Canada's antitrust watchdog has built a strong case against Google's advertising technology by learning from recent U.S. legal actions, said Jennifer Quaid, an associate professor at the University of Ottawa's law faculty.

"The bureau has done a pretty good job. They go to a lot of trouble explaining the factual situation, which of course tracks how the U.S. has described it, but they've also adapted it to the Canadian context."

Google has faced three major antitrust cases in the United States in the past year. In the first case, a federal judge in Washington, D.C., ruled in August that Google violated U.S. antitrust law through its dominant search business, after the Justice Department alleged the company paid billions of dollars to be the default search engine on phones and browsers. Google says it intends to appeal the decision.

The second case, in which closing arguments were heard on Monday, targets Google's advertising technology business, with the Justice Department seeking to break up parts of its ad tech operations. The third case, decided in December 2023 by a jury in California, found Google's app store practices are anti-competitive — a decision the company is challenging in court.

"We got all these things coming from multiple different angles," said Dwayne Winseck, a professor at Carleton University's school of journalism and communication in Ottawa.

"Each one of these decisions talks about several things in common — the acquisition of a monopoly through a series of ownership acquisitions over the last 15 years and that it has built protective moats around the dominant market power or monopolies that it has acquired," he said.

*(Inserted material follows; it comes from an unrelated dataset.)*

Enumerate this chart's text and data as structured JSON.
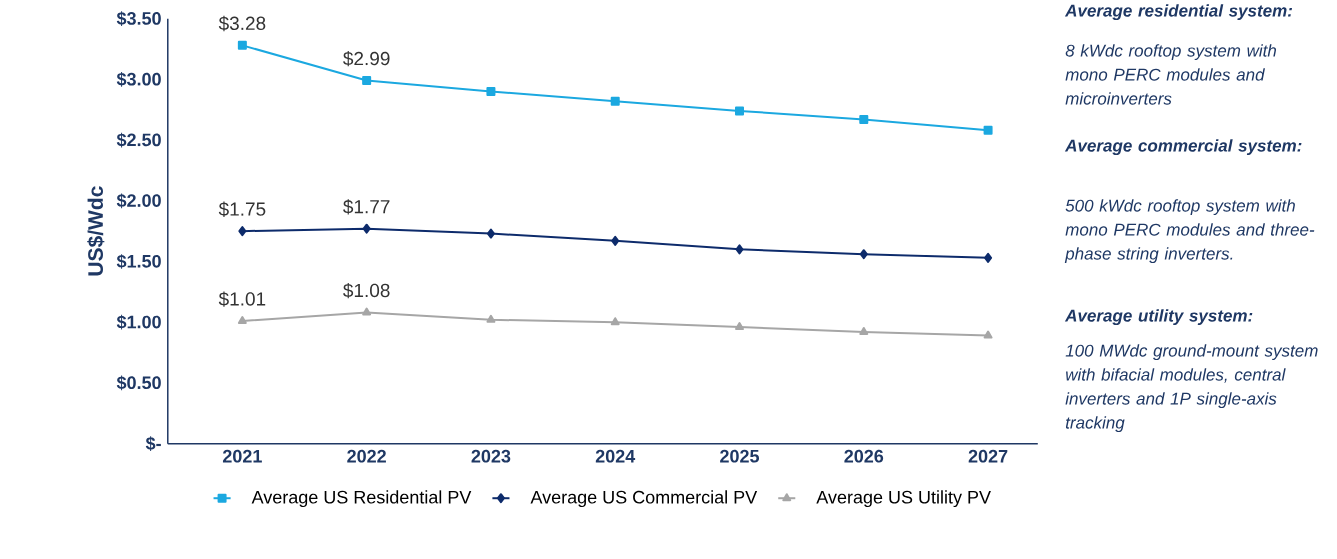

"These defensive strategies have had severe consequences downstream on everyday users and particularly on businesses and third parties that rely on search, advertising and platform distribution for their very livelihood."

The Competition Bureau case targets the systems that control how websites sell advertising space and how advertisers bid to place their ads.

"Google has abused its dominant position in online advertising in Canada by engaging in conduct that locks market participants into using its own ad tech tools, excluding competitors and distorting the competitive process," Matthew Boswell, the bureau's commissioner of competition, is quoted as saying in a news release.

The agency's investigation resulted in several specific allegations about Google's conduct. The company allegedly tied its various ad tech tools together, making it difficult for customers to use competing services. It gave its own tools preferential access to advertising inventory and took negative margins in certain circumstances to disadvantage rivals.

The bureau also found that Google dictated terms to publisher customers about how they could transact with rival ad tech tools.